Re: After orchid DNA is extracted how can atomic weight be measured?

Orchid: Dendrobium sp.:  Introduction

Dendrobium are a genus of tropical Orchids that is comprised of
approximately 1200 species.  They are typically sought for their vivid and
various colours.  This has lead to the development of a variety of hybrids,
specifically of the Dendrobium nobile species.



Figure 1:  Orchid Dendrobium nobile, a species of orchid that
is commonly used in the production of hybrids.  Prized for their variety of
colours. 


The Answer:

Probably the simplest method to quantify genomic DNA is through photometry
(measurement with light).  Some examples are described under reference
(1).  Feulgen
reagent is commonly used to stain DNA within cells (thus removing the
necessity for purification) and the DNA can be quantitated using an
microspectrophotometer.  Both the reagent and equipment are likely to be
found in any histology group of the nearest university (perhaps, PGML, the Plant Genome Mapping
Laboratory at the University of Georgia).  Groups such as those at PGML may
also have suggestions on other techniques for further comparative genomic
analysis of the species you’re interested in.

 Purification of Plant Genomic DNA and analysis by Electrophoresis 

Determination of the molecular mass of genomic DNA from any multicellular
organism by electrophoresis is not a trivial task due to its great size. 
For example, the human genome has roughly five billion (5 x 10^9) base
pairs (bp).  Dividing by forty-six (the number of human chromosomes), still
gives an average of roughly 1.0 x 10^8 bp/chromosome.  Although many
species, plants included, can have smaller genome (such as Arabidopsis
thaliana with 125 million base pairs), all except microorganisms and
viruses are still too large for simple analysis by electrophoresis.

The most common application of agarose electrophoresis in molecular biology
is in the analysis of DNA pieces in the range of 100 - 10,000 bp.  You can
see from this, that common electrophoresis is not going to be very useful
for analysis of DNA pieces as large as those of a genome.
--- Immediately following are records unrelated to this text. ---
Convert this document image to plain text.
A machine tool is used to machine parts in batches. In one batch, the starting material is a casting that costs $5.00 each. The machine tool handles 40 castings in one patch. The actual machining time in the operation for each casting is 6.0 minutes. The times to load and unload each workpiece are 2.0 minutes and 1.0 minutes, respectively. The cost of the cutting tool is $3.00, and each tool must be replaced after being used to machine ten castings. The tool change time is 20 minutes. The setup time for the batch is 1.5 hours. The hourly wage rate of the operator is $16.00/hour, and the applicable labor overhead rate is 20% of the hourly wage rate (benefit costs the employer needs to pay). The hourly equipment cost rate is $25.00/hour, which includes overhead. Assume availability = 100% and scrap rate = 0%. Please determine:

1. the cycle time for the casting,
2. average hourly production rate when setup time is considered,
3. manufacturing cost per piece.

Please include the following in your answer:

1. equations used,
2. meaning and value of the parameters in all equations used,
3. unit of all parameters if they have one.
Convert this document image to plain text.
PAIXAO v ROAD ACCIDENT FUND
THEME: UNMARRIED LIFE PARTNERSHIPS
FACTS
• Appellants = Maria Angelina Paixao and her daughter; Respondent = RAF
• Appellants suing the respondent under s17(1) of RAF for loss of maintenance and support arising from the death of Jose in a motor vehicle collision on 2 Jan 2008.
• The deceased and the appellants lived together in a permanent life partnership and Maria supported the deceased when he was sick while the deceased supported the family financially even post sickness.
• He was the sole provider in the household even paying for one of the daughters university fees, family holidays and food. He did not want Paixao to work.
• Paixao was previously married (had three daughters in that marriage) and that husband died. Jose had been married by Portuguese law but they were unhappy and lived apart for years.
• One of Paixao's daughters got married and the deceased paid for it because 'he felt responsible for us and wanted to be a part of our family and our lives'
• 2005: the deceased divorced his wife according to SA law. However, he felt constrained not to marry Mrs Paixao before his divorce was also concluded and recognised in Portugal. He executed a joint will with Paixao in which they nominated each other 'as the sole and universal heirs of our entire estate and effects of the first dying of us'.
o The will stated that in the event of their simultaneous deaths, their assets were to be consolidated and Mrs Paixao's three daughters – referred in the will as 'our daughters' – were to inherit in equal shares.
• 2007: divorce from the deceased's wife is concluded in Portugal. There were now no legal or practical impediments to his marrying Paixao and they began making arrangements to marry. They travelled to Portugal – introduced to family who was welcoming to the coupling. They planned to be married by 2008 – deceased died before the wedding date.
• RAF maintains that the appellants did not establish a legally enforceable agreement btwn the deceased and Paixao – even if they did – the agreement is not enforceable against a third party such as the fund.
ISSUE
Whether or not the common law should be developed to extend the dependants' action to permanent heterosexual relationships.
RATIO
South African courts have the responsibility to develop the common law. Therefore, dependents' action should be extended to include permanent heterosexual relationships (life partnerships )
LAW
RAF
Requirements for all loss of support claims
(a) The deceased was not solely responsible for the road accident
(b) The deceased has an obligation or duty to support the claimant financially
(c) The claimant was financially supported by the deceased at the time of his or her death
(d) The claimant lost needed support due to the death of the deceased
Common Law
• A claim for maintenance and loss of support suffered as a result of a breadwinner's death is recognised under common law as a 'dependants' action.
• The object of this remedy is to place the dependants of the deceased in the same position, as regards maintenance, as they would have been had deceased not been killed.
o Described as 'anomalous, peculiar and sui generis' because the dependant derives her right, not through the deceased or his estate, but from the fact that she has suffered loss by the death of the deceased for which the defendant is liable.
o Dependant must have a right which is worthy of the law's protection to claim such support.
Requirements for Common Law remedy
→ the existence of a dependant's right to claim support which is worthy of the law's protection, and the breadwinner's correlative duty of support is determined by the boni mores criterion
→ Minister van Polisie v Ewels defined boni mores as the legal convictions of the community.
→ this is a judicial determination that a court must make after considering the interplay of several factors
Such analysis is further complicated  by the fact that chromosomal/genomic
DNA of multicelluar organisms is notoriously difficult to purify intact due
to its immense size.  The large size of each piece means that it is
incredibly sensitive to sheering forces and will be very easily broken. 
Even in the most careful of cases, one can usually only hope to recover
fragments of the DNA that are 100,000 to 200,000 base pairs (see reference
3 for a discussion).

Therefore, a determination of the purified genomic or chromosomal molecular
weight by electrophoresis is probably not a viable option and you will
likely have greater success using the photometric technique described earlier.

Resources and references

1. 

An improved acriflavine-Feulgen reagent for quantitative DNA
cytofluorometry by JW Levinson, RG Langlois, VM Maher and JJ McCormick


Feulgen banding of Heterchromatin in Plant Chromosomes.  A free article
from the Journal of cell science.  It’s a little old now (1983) but should
still give a good idea of what’s involved.


Chapter 5.1  Quantifying the Genome.  This is an online chapter in Lee
M. Silver’s ‘Mouse Genetics:  Concepts and Applications’ but it gives a
good overview of the general ideas.

2. 

Plant Genome Mapping Laboratory, University of Georgia

3.  

Isolation and Gel analysis of DNA from Plants a PDF instruction manual
from Edvotek (such instruction manuals
are often a great source of general information).